The Macro: EMS Billing Is a Mess Nobody Talks About
Here’s something most people don’t think about: when an ambulance picks you up, the billing process that follows is one of the most convoluted workflows in all of healthcare. And healthcare billing is already the gold standard for convoluted workflows.
Every ambulance run generates a Patient Care Report. That report needs to be reviewed for medical accuracy, coded for billing, checked for compliance with Medicare and Medicaid regulations, assessed for liability risks, and submitted to payers with the right documentation. Miss a modifier code? Claim denied. Document the wrong level of service? That’s a potential fraud flag. Fail to note medical necessity for transport? Good luck getting paid at all.
Most ambulance agencies handle this with large back-office teams. Billing specialists, quality assurance reviewers, compliance officers. A mid-size agency running 50 to 100 calls per day might have 10 to 15 people whose entire job is processing the paperwork generated by those calls. The median time from ambulance run to clean claim submission is measured in days, sometimes weeks. Revenue sits in limbo while humans manually review charts and argue about ICD-10 codes.
There are existing players in this space. Digitech and ImageTrend handle electronic patient care reporting. Zoll provides billing and data management. Intermedix (now Guidehouse) offers revenue cycle management for EMS agencies. But most of these tools digitize the existing manual workflow rather than fundamentally changing it. They replaced paper forms with digital forms. The human review bottleneck remains.
The Micro: MIT Dropouts Who Know Both AI and Healthcare
Amby Health is building an AI system that analyzes patient care reports in real time, automatically codes claims, identifies documentation errors, flags liability risks, and ensures compliance. The pitch is simple: replace the back-office team with AI that does the same work in seconds instead of days.
The founding team brings a specific combination of skills that matters here. Yos Wagenmans is CEO. He’s an MIT dropout who worked as an engineer at Meta, did ML research at MIT CSAIL, and built pre-hospital software at ALLM, a Japanese emergency medicine tech company. That last one is key. He’s actually built software for EMS before. Timmy Dang is CTO, also an MIT dropout, with engineering stints at Amazon and Bloomberg, AI research at MIT Media Lab, and healthcare data science work at OM1. They’re a two-person team in San Francisco, part of YC’s Winter 2025 batch with Harj Taggar as their primary partner.
What sets this apart from generic “AI for healthcare billing” is the domain specificity. EMS billing is not hospital billing. The codes are different. The compliance requirements are different. The documentation standards are different. Medicare reimbursement rules for ambulance services are their own specialized nightmare. Building AI that understands the difference between a BLS emergency transport and an ALS2 intervention requires training on EMS-specific data, not general medical records.
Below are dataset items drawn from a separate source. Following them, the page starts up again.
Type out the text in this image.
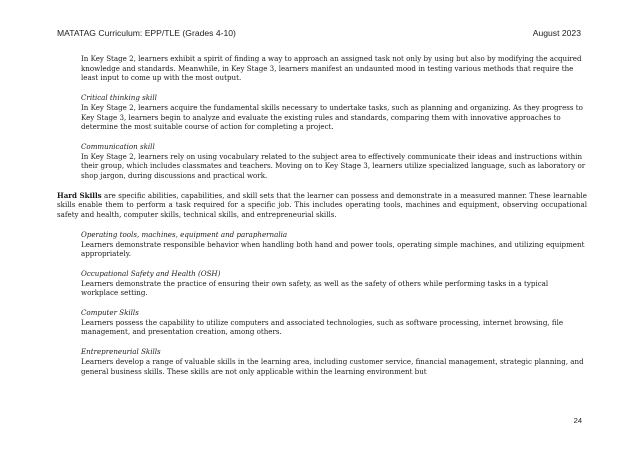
MATATAG Curriculum: EPP/TLE (Grades 4-10)	August 2023

In Key Stage 2, learners exhibit a spirit of finding a way to approach an assigned task not only by using but also by modifying the acquired knowledge and standards. Meanwhile, in Key Stage 3, learners manifest an undaunted mood in testing various methods that require the least input to come up with the most output.

Critical thinking skill
In Key Stage 2, learners acquire the fundamental skills necessary to undertake tasks, such as planning and organizing. As they progress to Key Stage 3, learners begin to analyze and evaluate the existing rules and standards, comparing them with innovative approaches to determine the most suitable course of action for completing a project.
Communication skill
In Key Stage 2, learners rely on using vocabulary related to the subject area to effectively communicate their ideas and instructions within their group, which includes classmates and teachers. Moving on to Key Stage 3, learners utilize specialized language, such as laboratory or shop jargon, during discussions and practical work.

Hard Skills are specific abilities, capabilities, and skill sets that the learner can possess and demonstrate in a measured manner. These learnable skills enable them to perform a task required for a specific job. This includes operating tools, machines and equipment, observing occupational safety and health, computer skills, technical skills, and entrepreneurial skills.

Operating tools, machines, equipment and paraphernalia
Learners demonstrate responsible behavior when handling both hand and power tools, operating simple machines, and utilizing equipment appropriately.
Occupational Safety and Health (OSH)
Learners demonstrate the practice of ensuring their own safety, as well as the safety of others while performing tasks in a typical workplace setting.
Computer Skills
Learners possess the capability to utilize computers and associated technologies, such as software processing, internet browsing, file management, and presentation creation, among others.
Entrepreneurial Skills
Learners develop a range of valuable skills in the learning area, including customer service, financial management, strategic planning, and general business skills. These skills are not only applicable within the learning environment but
24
The real-time analysis angle is interesting too. Instead of reviewing patient care reports after the fact, Amby can flag documentation gaps while the medic is still completing the report. That means fewer errors make it into the billing pipeline in the first place, which reduces denial rates downstream.
The Verdict
I think this is one of those applications where AI genuinely makes sense and isn’t just a buzzword stapled to a workflow tool. The manual review process in EMS billing is repetitive, rule-based, and error-prone. Those are exactly the conditions where AI performs well. And the economic incentive is clear: if an agency can reduce its billing staff from 12 people to 3 while improving claim accuracy, the ROI calculation is straightforward.
The risk is trust. Healthcare organizations are notoriously slow to adopt new technology, and EMS agencies are even more conservative than hospitals. These are organizations where a billing error doesn’t just cost money. It can trigger a federal audit. Convincing an agency director to let AI handle compliance-sensitive billing decisions is a sales challenge that pure product quality won’t solve alone. They’ll need case studies, pilot programs, and probably a few agencies willing to run Amby alongside their existing teams before going all-in.
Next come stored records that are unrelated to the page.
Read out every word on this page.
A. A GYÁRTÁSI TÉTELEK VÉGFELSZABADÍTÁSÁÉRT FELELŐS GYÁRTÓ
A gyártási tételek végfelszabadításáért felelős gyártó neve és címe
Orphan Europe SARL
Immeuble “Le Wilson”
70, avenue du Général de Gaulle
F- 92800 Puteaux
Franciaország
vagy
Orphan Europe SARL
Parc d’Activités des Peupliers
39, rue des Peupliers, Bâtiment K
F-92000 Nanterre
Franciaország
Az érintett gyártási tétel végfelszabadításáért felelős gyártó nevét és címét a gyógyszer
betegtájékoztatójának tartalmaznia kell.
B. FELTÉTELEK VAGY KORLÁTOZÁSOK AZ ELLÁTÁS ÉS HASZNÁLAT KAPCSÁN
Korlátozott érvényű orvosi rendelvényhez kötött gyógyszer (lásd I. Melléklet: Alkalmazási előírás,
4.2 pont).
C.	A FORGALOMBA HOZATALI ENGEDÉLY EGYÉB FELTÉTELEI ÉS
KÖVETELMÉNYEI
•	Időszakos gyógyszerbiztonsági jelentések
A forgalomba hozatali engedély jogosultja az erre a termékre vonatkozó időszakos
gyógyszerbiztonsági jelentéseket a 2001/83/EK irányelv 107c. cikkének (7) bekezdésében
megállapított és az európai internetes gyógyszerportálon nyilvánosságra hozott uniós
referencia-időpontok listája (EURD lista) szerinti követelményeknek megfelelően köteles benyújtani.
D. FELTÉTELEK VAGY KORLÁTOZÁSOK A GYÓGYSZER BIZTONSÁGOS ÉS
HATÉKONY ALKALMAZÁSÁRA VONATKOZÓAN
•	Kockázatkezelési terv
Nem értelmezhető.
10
There’s also the question of accuracy thresholds. In EMS billing, 95% accuracy isn’t good enough. A 5% error rate on 100 daily calls means 5 problematic claims per day, which is 150 per month, which is enough to attract payer scrutiny. The bar for automated billing in this space is essentially “as good as your best human reviewer, but faster.” That’s achievable with current AI, but it requires extremely clean training data and constant model updates as regulations change.
In 30 days, I’d want to see accuracy metrics from a live deployment. Not demo numbers. Real claims processed through real payers. At 60 days, the metric that matters is denial rate comparison: Amby-processed claims versus the agency’s historical baseline. By 90 days, if they can show a measurable increase in revenue per transport (through better coding) and a decrease in days-to-payment, that’s the kind of proof point that gets agency directors to pick up the phone.